I have never done this before but one way is to define a new model with the same architecture but a different input shape. Please follow this walk-through with me:

Consider we are training a model for photos of shape (16, 16, 3):

model1 = tf.keras.models.Sequential()
model1.add(tf.keras.layers.Conv2D(32, (3, 3), activation='relu', input_shape=(16, 16, 3)))
model1.add(tf.keras.layers.Conv2D(4, (14, 14), activation='relu'))

But now we want to predict for a photo of (32, 32, 3) with the above trained model, then we can define a new model with the same architecture except for the input shape:

model2 = models.Sequential()
model2.add(layers.Conv2D(32, (3, 3), activation='relu', input_shape=(32, 32, 3)))
model2.add(layers.Conv2D(4, (14, 14), activation='relu'))

Note from both summaries that both models have the same number of parameters (25,988).

Then we can copy the trained weights from model1 to model2:


And finally we can pass our batch of 32 x 32 x 3 images into model2 to get an output of shape (N, 17, 17, 4), where N is the batch size, for the 17 x 17 results in each image.


1 Like

Thanks so much @rmwkwok ! This is exactly what I’ve been trying to ask.
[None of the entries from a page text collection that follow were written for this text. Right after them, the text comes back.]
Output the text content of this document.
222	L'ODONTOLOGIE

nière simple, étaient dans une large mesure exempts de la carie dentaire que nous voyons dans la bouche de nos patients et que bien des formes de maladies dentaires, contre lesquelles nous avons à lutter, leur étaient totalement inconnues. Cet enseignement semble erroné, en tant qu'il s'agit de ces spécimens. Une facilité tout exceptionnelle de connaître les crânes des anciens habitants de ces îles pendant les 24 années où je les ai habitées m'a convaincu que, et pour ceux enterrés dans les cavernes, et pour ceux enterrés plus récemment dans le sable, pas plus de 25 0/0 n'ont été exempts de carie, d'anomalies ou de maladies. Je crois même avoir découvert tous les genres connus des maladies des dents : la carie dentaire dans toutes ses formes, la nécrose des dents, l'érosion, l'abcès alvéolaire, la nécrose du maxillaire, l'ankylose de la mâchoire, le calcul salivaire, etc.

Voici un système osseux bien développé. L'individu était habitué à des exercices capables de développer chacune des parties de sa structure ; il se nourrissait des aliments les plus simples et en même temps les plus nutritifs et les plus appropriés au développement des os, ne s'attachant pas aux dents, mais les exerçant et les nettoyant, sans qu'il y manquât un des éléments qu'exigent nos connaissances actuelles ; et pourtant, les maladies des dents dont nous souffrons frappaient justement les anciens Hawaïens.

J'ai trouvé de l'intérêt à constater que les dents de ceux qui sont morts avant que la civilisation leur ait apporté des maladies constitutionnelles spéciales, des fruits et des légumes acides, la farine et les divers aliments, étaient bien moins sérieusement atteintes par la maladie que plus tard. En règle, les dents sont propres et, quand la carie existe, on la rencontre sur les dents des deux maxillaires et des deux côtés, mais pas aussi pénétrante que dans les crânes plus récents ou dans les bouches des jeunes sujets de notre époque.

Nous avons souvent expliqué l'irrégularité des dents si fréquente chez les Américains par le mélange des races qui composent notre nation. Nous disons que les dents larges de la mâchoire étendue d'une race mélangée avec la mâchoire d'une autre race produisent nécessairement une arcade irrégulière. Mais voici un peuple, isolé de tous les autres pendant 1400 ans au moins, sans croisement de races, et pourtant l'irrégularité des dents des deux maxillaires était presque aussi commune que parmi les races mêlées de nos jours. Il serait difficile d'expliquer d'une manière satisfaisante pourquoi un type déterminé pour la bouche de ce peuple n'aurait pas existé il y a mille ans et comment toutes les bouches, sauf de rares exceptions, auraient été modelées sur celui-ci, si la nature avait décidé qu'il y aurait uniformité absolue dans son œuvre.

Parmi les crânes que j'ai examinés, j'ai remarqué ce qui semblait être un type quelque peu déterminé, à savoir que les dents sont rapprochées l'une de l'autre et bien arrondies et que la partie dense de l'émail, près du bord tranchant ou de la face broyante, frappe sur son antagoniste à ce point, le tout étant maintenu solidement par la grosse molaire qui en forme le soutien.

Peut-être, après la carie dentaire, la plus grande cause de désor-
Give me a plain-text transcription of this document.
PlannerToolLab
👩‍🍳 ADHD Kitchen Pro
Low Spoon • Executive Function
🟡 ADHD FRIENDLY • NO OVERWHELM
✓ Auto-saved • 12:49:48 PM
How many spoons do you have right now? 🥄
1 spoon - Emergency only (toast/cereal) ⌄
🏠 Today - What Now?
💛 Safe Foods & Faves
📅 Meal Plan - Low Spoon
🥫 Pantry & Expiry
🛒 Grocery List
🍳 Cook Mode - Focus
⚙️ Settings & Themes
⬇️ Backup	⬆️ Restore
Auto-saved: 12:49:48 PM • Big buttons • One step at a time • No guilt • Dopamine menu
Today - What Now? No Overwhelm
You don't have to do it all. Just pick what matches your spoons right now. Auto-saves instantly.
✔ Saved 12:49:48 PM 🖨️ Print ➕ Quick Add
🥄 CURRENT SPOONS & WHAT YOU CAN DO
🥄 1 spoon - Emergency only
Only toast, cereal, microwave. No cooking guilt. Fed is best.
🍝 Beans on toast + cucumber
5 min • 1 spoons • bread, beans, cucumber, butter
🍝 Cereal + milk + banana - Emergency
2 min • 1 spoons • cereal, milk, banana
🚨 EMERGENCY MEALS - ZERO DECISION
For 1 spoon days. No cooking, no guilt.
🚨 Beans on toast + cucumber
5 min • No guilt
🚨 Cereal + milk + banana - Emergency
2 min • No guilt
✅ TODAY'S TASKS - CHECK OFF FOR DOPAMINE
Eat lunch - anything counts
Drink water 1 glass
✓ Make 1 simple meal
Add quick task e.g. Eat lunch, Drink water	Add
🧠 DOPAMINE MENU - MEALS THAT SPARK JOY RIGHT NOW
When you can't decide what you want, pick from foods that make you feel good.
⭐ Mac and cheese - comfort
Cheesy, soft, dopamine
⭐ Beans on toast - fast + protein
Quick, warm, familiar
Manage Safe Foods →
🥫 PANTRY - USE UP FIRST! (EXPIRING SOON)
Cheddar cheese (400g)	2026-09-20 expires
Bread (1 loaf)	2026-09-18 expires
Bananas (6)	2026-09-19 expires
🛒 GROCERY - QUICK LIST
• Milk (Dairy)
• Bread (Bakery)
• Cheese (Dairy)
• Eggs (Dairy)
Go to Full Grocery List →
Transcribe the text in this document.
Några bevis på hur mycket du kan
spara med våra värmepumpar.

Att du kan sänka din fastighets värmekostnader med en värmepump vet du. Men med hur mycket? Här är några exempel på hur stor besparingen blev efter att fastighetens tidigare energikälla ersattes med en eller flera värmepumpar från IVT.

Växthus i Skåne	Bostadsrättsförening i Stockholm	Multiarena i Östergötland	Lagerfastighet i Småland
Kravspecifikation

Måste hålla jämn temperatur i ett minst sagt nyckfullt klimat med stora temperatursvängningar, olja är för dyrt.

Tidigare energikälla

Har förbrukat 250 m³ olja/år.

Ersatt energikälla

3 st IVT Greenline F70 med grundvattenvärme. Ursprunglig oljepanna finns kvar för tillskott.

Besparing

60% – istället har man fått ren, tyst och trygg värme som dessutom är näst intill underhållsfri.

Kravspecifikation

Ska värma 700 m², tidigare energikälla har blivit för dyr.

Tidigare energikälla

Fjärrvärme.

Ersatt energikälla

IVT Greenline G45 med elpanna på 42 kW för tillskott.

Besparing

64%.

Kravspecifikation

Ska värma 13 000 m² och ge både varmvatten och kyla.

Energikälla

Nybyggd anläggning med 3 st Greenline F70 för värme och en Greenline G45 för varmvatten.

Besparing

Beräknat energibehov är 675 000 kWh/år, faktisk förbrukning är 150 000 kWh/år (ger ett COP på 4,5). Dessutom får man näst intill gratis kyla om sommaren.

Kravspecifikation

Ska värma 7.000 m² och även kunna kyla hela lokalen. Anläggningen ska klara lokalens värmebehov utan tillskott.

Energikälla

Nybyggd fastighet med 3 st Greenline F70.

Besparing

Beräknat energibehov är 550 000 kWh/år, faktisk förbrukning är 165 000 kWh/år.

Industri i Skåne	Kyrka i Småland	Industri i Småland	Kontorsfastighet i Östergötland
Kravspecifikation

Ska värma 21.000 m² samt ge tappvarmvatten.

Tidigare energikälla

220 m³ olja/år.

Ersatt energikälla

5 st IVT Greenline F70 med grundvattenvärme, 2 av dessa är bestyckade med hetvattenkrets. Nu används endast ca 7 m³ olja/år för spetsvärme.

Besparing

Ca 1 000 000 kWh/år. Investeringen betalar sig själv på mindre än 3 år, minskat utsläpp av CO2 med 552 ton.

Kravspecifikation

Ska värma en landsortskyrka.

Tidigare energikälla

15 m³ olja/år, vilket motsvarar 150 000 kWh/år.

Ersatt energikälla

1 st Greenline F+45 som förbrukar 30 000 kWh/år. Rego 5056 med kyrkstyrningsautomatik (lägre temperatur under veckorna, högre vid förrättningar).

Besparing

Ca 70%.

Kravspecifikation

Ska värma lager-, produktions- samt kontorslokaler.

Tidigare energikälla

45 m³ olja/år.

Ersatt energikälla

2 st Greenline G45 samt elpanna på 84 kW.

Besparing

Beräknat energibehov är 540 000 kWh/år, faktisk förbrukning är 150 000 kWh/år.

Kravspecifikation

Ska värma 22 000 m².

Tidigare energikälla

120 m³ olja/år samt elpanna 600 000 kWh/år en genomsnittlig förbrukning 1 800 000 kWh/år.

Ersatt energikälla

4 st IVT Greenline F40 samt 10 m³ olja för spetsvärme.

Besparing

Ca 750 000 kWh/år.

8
How would I do this for a state-of-the-art model? Would I train a (state-of-the-art) model on 45x45 images, and then copy the trained weights to another (state-of-the-art) model with an input shape of 500x1000? Also, what does the 4 represent in (N, 17, 17, 4)?

Oh, is the 4 from the second Conv2D? Also, you said “Note from both summaries that both models have the same number of parameters (25,988).” If there’s supposed to be a summary showing, I don’t see it.

Because I didn’t copy the summaries here, but if you run the code you will see them :wink:

Yes. For 4 classes, which is the number used in Andrew’s video that you shared earlier.

Yes, this will work. However, since I had never done this before, so I can’t say my suggestion is the simplest way, but at least it will work :wink:


1 Like

Thanks so much, I’ll try to implement it!

Ok, I went straight into Google Colab with tons of confidence, and realized EfficientNet (and other state-of-the-art networks) uses a Flatten layer plus softmax, and I’m not sure how I deal with that. In the example that Andrew used, as well as your example, there is no softmax.